Squirming and sliding, the boy dangles his head over the side of the bed. “My other underwear are fake.” “Fake how?”
“Fake on my bum.”
“Come on, Sammy. You know better.”
They’re calling it his defiant phase. Though Isabelle suggests it might not be a phase at all. Maybe it’s the real Sam. “It’s gone on so long now,” she said. “It could be part of his personality coming to life. A contrarian streak.” How might they explain this in the child development books? When your boy acts like an asshole, the parent might assume it’s a passing phase. But we should consider the possibility that maybe he’s just an asshole.
“Time to go see Miss Kristen.” “I have to pee!”
“You just went.”
Any mention of Kristen sends him dashing to the toilet. He has loved her unconditionally since his first day in the three-year-old room. It was never this way with Miss Tricia, though he adored her as well. When he switched rooms, the shift in his affection was quick and absolute, and went straight to his bladder.
Carter leaves him to the bathroom and returns to the kitchen.
A message on the phone.
“Herbert? Could I speak to Herbert please?” His mother’s voice begins loud, then softens. The swish and rustle of a hand against the mouthpiece. “This is Joyce Carter and Herbert Carter is my son. He was raised on Alcock Street. My husband Arthur is passed away. There are no other children.”
Someone interrupts her. A man nearby. “What?” says Joyce, her voice drifting. “Talk right into the phone, my love,” says the man.
A delay. Then she speaks slowly, measuring her words. “Can I speak to Herbert, please.”

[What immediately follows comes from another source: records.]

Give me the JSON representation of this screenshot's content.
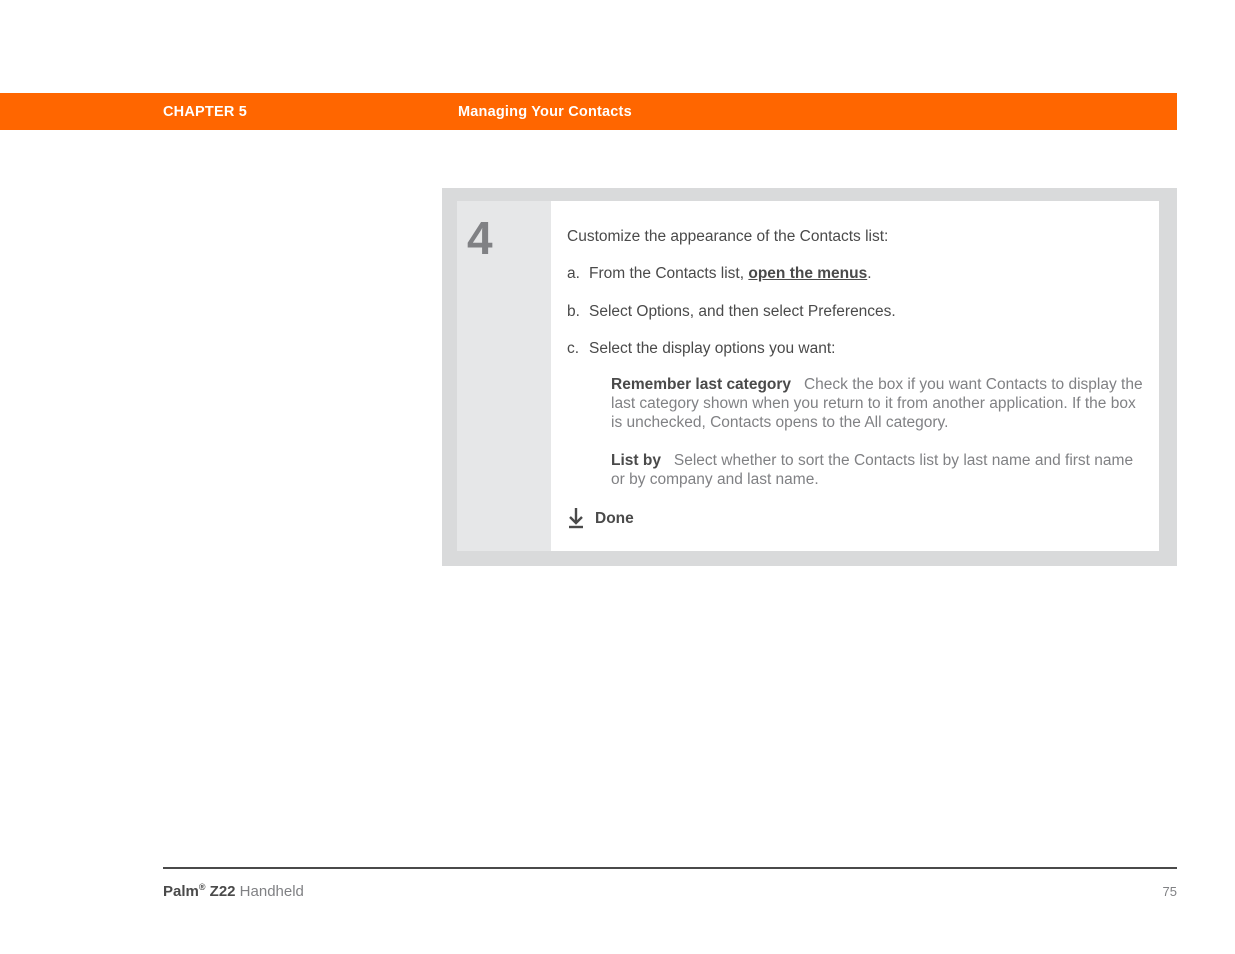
{
  "header": {
    "chapter": "CHAPTER 5",
    "title": "Managing Your Contacts"
  },
  "step": {
    "number": "4",
    "intro": "Customize the appearance of the Contacts list:",
    "items": [
      {
        "marker": "a.",
        "pre": "From the Contacts list, ",
        "link": "open the menus",
        "post": "."
      },
      {
        "marker": "b.",
        "text": "Select Options, and then select Preferences."
      },
      {
        "marker": "c.",
        "text": "Select the display options you want:",
        "sub": [
          {
            "lead": "Remember last category",
            "body": "Check the box if you want Contacts to display the last category shown when you return to it from another application. If the box is unchecked, Contacts opens to the All category."
          },
          {
            "lead": "List by",
            "body": "Select whether to sort the Contacts list by last name and first name or by company and last name."
          }
        ]
      }
    ],
    "done": "Done"
  },
  "footer": {
    "brand": "Palm",
    "reg": "®",
    "model": " Z22",
    "product": " Handheld",
    "page": "75"
  }
}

“Daddy!” shouts Sam. “Daddy!” Muffled voices. A tumbling hangup, his mother struggling to match receiver to cradle.
Carter saves the message. Sam crashes into him, face to crotch. Tugs at the zipper of his jacket. “I can’t. I can’t.”

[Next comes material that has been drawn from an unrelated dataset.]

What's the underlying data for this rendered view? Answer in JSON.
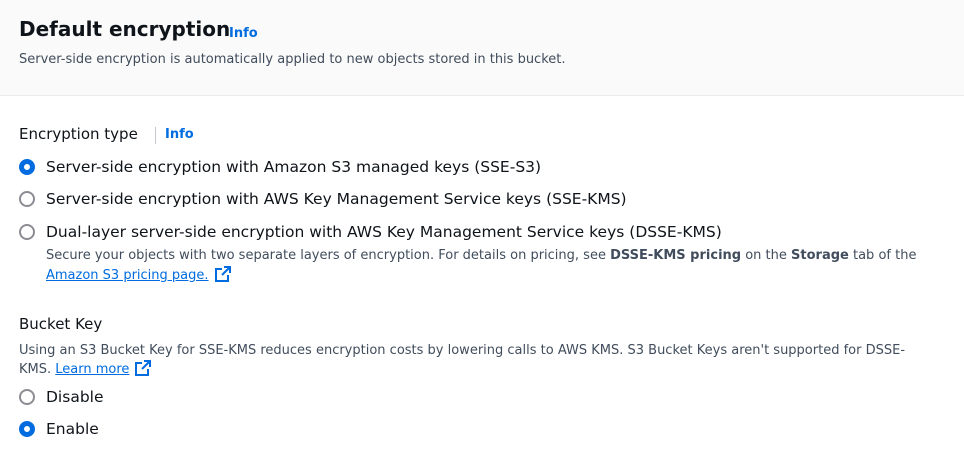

Carter fixes the snag. The zipper runs smooth up to Sam’s throat, prompting Sam’s first smile of the day. “Who you talking to, Dad?” “Nobody.”
“Was it Mommy?”
“No. Where’s your knapsack? You still need pants, Sam.”
When Carter leans in to buckle the car seat, Sam exudes a mild stale-water scent. Not only has he escaped the house in his orange-fish underpants, he’s pulled his entire wardrobe from the laundry basket.
“You’re dirty,” says Carter.
“You’re dirty,” says Sam. “We didn’t brush teeth.”